Living with a one another heart because the Body of Christ is to be other-centered.  Giving to give not giving to get.  Why?  That in ALL things Jesus gets the glory.


Peter says this type of living displays the :10 variegated / manifold grace of God.  Variegated - many coloured.  The picture that comes to me is a mallard duck.  Next time you get the chance stop long enough to take a good look.  Because what you’ll see is a demonstration of the variegated grace of God.

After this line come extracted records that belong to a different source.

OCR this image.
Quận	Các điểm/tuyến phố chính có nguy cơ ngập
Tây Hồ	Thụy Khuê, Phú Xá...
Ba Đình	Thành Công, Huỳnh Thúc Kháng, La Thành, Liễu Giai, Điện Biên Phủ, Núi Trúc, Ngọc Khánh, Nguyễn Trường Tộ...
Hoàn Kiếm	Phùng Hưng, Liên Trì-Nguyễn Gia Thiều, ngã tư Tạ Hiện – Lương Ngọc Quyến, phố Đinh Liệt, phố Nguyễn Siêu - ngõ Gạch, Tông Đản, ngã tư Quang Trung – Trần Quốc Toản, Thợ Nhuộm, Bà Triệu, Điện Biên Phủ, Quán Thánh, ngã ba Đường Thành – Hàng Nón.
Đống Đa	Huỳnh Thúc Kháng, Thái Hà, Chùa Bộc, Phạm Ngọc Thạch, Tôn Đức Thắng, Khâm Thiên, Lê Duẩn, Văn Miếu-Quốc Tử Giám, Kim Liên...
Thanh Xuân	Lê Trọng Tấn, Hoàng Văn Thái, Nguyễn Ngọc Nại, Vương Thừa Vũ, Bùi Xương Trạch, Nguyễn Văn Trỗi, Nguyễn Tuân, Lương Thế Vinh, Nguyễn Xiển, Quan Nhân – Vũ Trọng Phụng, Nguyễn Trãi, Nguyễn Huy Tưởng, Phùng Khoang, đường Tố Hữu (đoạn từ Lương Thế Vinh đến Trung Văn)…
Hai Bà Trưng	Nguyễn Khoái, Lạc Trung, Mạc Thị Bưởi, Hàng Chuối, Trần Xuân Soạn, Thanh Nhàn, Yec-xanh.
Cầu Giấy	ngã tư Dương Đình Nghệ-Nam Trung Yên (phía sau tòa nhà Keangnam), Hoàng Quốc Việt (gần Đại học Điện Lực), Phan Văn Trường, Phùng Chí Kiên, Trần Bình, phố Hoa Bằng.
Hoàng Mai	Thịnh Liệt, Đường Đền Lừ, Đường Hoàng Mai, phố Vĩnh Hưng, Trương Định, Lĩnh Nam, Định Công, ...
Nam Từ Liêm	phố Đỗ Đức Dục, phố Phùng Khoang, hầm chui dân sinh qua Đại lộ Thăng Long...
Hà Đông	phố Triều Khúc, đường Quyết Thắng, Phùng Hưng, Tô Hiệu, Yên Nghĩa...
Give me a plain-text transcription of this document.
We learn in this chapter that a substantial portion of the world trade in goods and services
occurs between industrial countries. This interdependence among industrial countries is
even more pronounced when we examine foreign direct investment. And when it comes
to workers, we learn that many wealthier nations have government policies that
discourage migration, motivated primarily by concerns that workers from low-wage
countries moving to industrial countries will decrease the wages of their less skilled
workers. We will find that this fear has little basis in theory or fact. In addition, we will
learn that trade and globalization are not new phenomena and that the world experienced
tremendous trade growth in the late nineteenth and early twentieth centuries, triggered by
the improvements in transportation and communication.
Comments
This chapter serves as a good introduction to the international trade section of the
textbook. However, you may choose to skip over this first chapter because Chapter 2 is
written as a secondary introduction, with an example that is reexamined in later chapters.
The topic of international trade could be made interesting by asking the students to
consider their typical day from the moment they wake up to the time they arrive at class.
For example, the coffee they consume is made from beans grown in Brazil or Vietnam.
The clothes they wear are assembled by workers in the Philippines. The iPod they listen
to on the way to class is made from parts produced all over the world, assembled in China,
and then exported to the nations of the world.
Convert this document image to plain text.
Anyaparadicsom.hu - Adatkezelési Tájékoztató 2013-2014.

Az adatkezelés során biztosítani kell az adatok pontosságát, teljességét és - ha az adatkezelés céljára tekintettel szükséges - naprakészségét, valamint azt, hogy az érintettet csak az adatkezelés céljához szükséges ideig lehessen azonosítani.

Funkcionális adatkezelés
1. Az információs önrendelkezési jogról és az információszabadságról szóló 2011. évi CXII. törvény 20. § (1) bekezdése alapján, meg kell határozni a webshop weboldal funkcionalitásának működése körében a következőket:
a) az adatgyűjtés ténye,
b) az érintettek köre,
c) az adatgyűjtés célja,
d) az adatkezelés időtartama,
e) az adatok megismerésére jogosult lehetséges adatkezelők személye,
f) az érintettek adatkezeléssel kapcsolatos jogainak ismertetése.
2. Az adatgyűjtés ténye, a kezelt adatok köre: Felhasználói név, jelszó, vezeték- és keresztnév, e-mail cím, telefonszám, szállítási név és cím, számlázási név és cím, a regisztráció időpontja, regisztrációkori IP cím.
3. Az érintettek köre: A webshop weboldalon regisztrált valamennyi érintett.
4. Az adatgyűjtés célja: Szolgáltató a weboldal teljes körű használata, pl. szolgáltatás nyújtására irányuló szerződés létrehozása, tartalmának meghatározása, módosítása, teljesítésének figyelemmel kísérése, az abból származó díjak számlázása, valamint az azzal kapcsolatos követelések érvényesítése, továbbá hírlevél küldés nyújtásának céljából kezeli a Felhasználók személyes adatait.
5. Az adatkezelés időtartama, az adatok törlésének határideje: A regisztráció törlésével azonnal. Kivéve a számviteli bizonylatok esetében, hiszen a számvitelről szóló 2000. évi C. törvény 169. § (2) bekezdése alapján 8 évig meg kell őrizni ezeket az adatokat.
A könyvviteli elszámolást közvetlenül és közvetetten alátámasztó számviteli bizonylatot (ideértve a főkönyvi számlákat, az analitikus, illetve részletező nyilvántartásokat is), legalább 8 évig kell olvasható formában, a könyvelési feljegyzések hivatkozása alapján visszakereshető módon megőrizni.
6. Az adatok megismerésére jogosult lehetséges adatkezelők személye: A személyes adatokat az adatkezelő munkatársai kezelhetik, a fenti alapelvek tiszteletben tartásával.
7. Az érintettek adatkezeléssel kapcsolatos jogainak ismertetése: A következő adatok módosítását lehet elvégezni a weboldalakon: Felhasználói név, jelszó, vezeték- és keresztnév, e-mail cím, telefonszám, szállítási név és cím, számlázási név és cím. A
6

Depending on where you stand, the angle it turns its head and the light that hits the pond, you will get totally different looks.  To one person a brilliant green, another purple hues, another teal, another patches of dark blue.


Here is the thing – God has chosen His church to be the demonstration of His glory – not as individuals but as His collective – a splash of colour here; a splash of colour there.  One colour capturing the attention of one while another attracted by a completely different colour.  But all being drawn by the radiance of God’s multi coloured grace.  Iris or Marion as they do coffee; the welcomes at the doors of Heidi or Kami, the care of the children by Angelika and Madison, the broken, needs fixing by Brian and Bob.  And on it goes – all serving - God glorified as they do.  


So what does this mean for you?  simply this - if you and I are not sharing our gift, the family of God is not seeing the full colour spectrum of the gifts God intends for His glory to be revealed.  


So, let me return to the question I asked as we began this morning, how would you live if you had no more tomorrows?  Bunkered down, waiting for all this to end or as Peter has called us to live, the family of God engaged, ‘as the end is near’, LOVING, WELCOMING and SERVING so others will see and come to know the Jesus who died so they may truly live?